Güncelleme Tarihi:
Solo performansları ile darbuka konusunda profesyonelleşen İsmet Çakmak, giydiği kendi tasarımı olan kıyafetleri ile de müzikseverlere renkli görüntüler sunuyor. Çakmak, “Henüz 10 yaşındayken heyecanla İbo Show’daki müzisyenleri izlemek için akşam olmasını beklerdim. Müziğe başlayınca orada çalanlarla tanıştım. Canlı müzik yapmaya başladım. Sonra düğünlerde çalmaya başladım. 12-13 yaşında bu işten para kazanıyordum. İlk başta kendi kendime çalışarak çalmayı öğrendim” dedi.

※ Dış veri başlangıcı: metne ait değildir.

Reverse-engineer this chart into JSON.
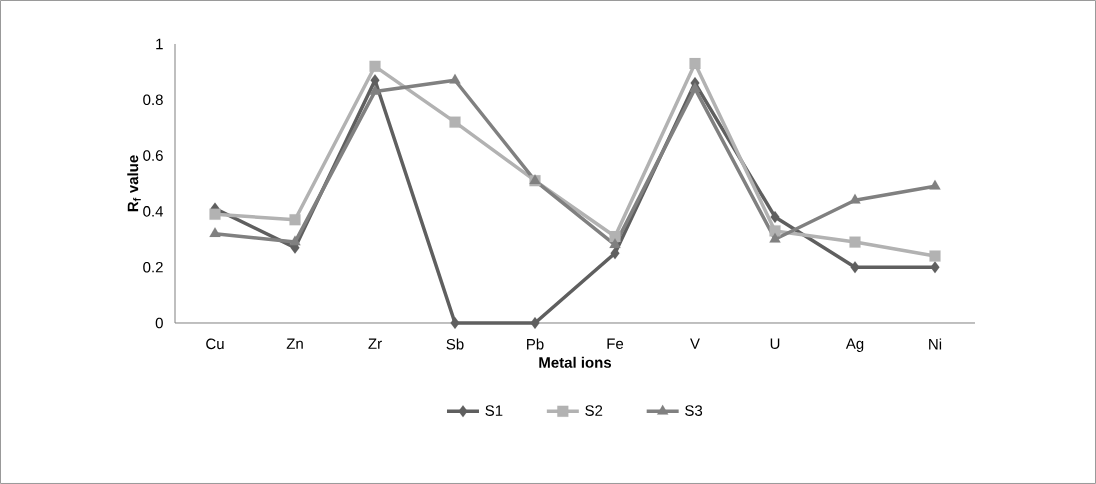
{
  "chart_data": {
    "type": "line",
    "xlabel": "Metal ions",
    "ylabel": "R$_{f}$ value",
    "categories": [
      "Cu",
      "Zn",
      "Zr",
      "Sb",
      "Pb",
      "Fe",
      "V",
      "U",
      "Ag",
      "Ni"
    ],
    "series": [
      {
        "name": "S1",
        "color": "#5f5f5f",
        "marker": "diamond",
        "values": [
          0.41,
          0.27,
          0.87,
          0,
          0,
          0.25,
          0.86,
          0.38,
          0.2,
          0.2
        ]
      },
      {
        "name": "S2",
        "color": "#b2b2b2",
        "marker": "square",
        "values": [
          0.39,
          0.37,
          0.92,
          0.72,
          0.51,
          0.31,
          0.93,
          0.33,
          0.29,
          0.24
        ]
      },
      {
        "name": "S3",
        "color": "#808080",
        "marker": "triangle",
        "values": [
          0.32,
          0.29,
          0.83,
          0.87,
          0.51,
          0.28,
          0.84,
          0.3,
          0.44,
          0.49
        ]
      }
    ],
    "ylim": [
      0,
      1
    ],
    "yticks": [
      0,
      0.2,
      0.4,
      0.6,
      0.8,
      1
    ],
    "legend": "bottom",
    "grid": false
  }
}
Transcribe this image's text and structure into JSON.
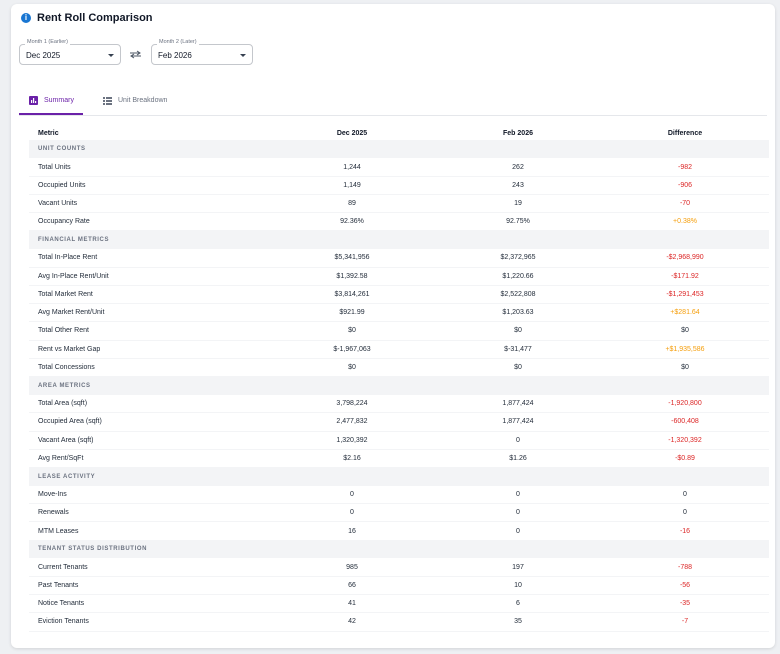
{
  "header": {
    "title": "Rent Roll Comparison"
  },
  "month1": {
    "label": "Month 1 (Earlier)",
    "value": "Dec 2025"
  },
  "month2": {
    "label": "Month 2 (Later)",
    "value": "Feb 2026"
  },
  "tabs": [
    {
      "label": "Summary",
      "active": true,
      "icon": "bar-chart-icon"
    },
    {
      "label": "Unit Breakdown",
      "active": false,
      "icon": "list-icon"
    }
  ],
  "table": {
    "headers": {
      "metric": "Metric",
      "m1": "Dec 2025",
      "m2": "Feb 2026",
      "diff": "Difference"
    },
    "sections": [
      {
        "title": "UNIT COUNTS",
        "rows": [
          {
            "metric": "Total Units",
            "m1": "1,244",
            "m2": "262",
            "diff": "-982",
            "dir": "neg"
          },
          {
            "metric": "Occupied Units",
            "m1": "1,149",
            "m2": "243",
            "diff": "-906",
            "dir": "neg"
          },
          {
            "metric": "Vacant Units",
            "m1": "89",
            "m2": "19",
            "diff": "-70",
            "dir": "neg"
          },
          {
            "metric": "Occupancy Rate",
            "m1": "92.36%",
            "m2": "92.75%",
            "diff": "+0.38%",
            "dir": "pos"
          }
        ]
      },
      {
        "title": "FINANCIAL METRICS",
        "rows": [
          {
            "metric": "Total In-Place Rent",
            "m1": "$5,341,956",
            "m2": "$2,372,965",
            "diff": "-$2,968,990",
            "dir": "neg"
          },
          {
            "metric": "Avg In-Place Rent/Unit",
            "m1": "$1,392.58",
            "m2": "$1,220.66",
            "diff": "-$171.92",
            "dir": "neg"
          },
          {
            "metric": "Total Market Rent",
            "m1": "$3,814,261",
            "m2": "$2,522,808",
            "diff": "-$1,291,453",
            "dir": "neg"
          },
          {
            "metric": "Avg Market Rent/Unit",
            "m1": "$921.99",
            "m2": "$1,203.63",
            "diff": "+$281.64",
            "dir": "pos"
          },
          {
            "metric": "Total Other Rent",
            "m1": "$0",
            "m2": "$0",
            "diff": "$0",
            "dir": "zero"
          },
          {
            "metric": "Rent vs Market Gap",
            "m1": "$-1,967,063",
            "m2": "$-31,477",
            "diff": "+$1,935,586",
            "dir": "pos"
          },
          {
            "metric": "Total Concessions",
            "m1": "$0",
            "m2": "$0",
            "diff": "$0",
            "dir": "zero"
          }
        ]
      },
      {
        "title": "AREA METRICS",
        "rows": [
          {
            "metric": "Total Area (sqft)",
            "m1": "3,798,224",
            "m2": "1,877,424",
            "diff": "-1,920,800",
            "dir": "neg"
          },
          {
            "metric": "Occupied Area (sqft)",
            "m1": "2,477,832",
            "m2": "1,877,424",
            "diff": "-600,408",
            "dir": "neg"
          },
          {
            "metric": "Vacant Area (sqft)",
            "m1": "1,320,392",
            "m2": "0",
            "diff": "-1,320,392",
            "dir": "neg"
          },
          {
            "metric": "Avg Rent/SqFt",
            "m1": "$2.16",
            "m2": "$1.26",
            "diff": "-$0.89",
            "dir": "neg"
          }
        ]
      },
      {
        "title": "LEASE ACTIVITY",
        "rows": [
          {
            "metric": "Move-Ins",
            "m1": "0",
            "m2": "0",
            "diff": "0",
            "dir": "zero"
          },
          {
            "metric": "Renewals",
            "m1": "0",
            "m2": "0",
            "diff": "0",
            "dir": "zero"
          },
          {
            "metric": "MTM Leases",
            "m1": "16",
            "m2": "0",
            "diff": "-16",
            "dir": "neg"
          }
        ]
      },
      {
        "title": "TENANT STATUS DISTRIBUTION",
        "rows": [
          {
            "metric": "Current Tenants",
            "m1": "985",
            "m2": "197",
            "diff": "-788",
            "dir": "neg"
          },
          {
            "metric": "Past Tenants",
            "m1": "66",
            "m2": "10",
            "diff": "-56",
            "dir": "neg"
          },
          {
            "metric": "Notice Tenants",
            "m1": "41",
            "m2": "6",
            "diff": "-35",
            "dir": "neg"
          },
          {
            "metric": "Eviction Tenants",
            "m1": "42",
            "m2": "35",
            "diff": "-7",
            "dir": "neg"
          }
        ]
      }
    ]
  },
  "colors": {
    "accent": "#6b21a8",
    "negative": "#dc2626",
    "positive": "#f59e0b",
    "info": "#1976d2"
  }
}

İlk darbukayı nasıl aldığını anlatan Çakmak, “Berber çırağı iken para biriktirip ilk darbukamı Basmane’den aldım. İlk dersleri mahalledeki bir komşumuzdan aldım. Daha sonra TRT Gençlik Korosu’nu kazandım. Yıllarca canlı müzik yaptım. Bu arada eğitim hayatıma devam ettim. Lisede aşçılık okudum. Yemek yemeyi çok seviyorum. Okul hayatım boyunca tüm gösterilerde ben darbuka çalıyordum. Okulda çalarken Emel Sayın ve Selami Şahin gibi büyük ustaların arkasında çaldım. Onlarla çaldığımı televizyonda gördükleri için okul hayatım çok renkli geçti diyebilirim. Okul bitince kısa süre Kıbrıs’ta mutfak bölümünde çalıştım. Ege Üniversitesi Konservatuvarı’nda Türk Müziği eğitimi aldım. Bir gün İzmir’de bir eğlence mekanının elektrikleri kesilince benim telefonum çaldı. Kesinti nedeniyle biz o gece darbuka şov yaptık. O günden bugüne darbuka şova devam ediyorum.”
KENDİ TASARIMLARI
Sahne kıyafetleri ile ilgili bilgi veren Çakmak şöyle devam etti: “Mesleğime yatırım yapıyorum. Sürekli nasıl kendimi geliştirebilirim diye kafa yoruyorum. İzmir dışında başka illerden de mekanlarda ve özel gecelerde çalıyorum. Darbuka çalarken giydiğim kıyafetlere de ayrıca özen gösteriyorum. Gittiğimiz yerler hep elit ve özel yerler olduğu için o gecelere özel ceketler diktirdim. Renkli ceketlerle darbuka çalıyorum. Çok dikkat çekiyor. Cep telefonundan kumanda edilen ışıklı bir ceketim de var. Bu şovların üzerine sürekli eklemeye özen gösteriyorum. Bir ceketim ise 2500’den fazla aynadan oluşuyor. Ayrıca yine ses getirecek özel bir şov için çalışmalarımı sürdürüyorum. Değişik ülkelerde darbuka çalacağım. Dünyadaki sembol mekanların önünde darbukamla sanatımı icra edeceğim.”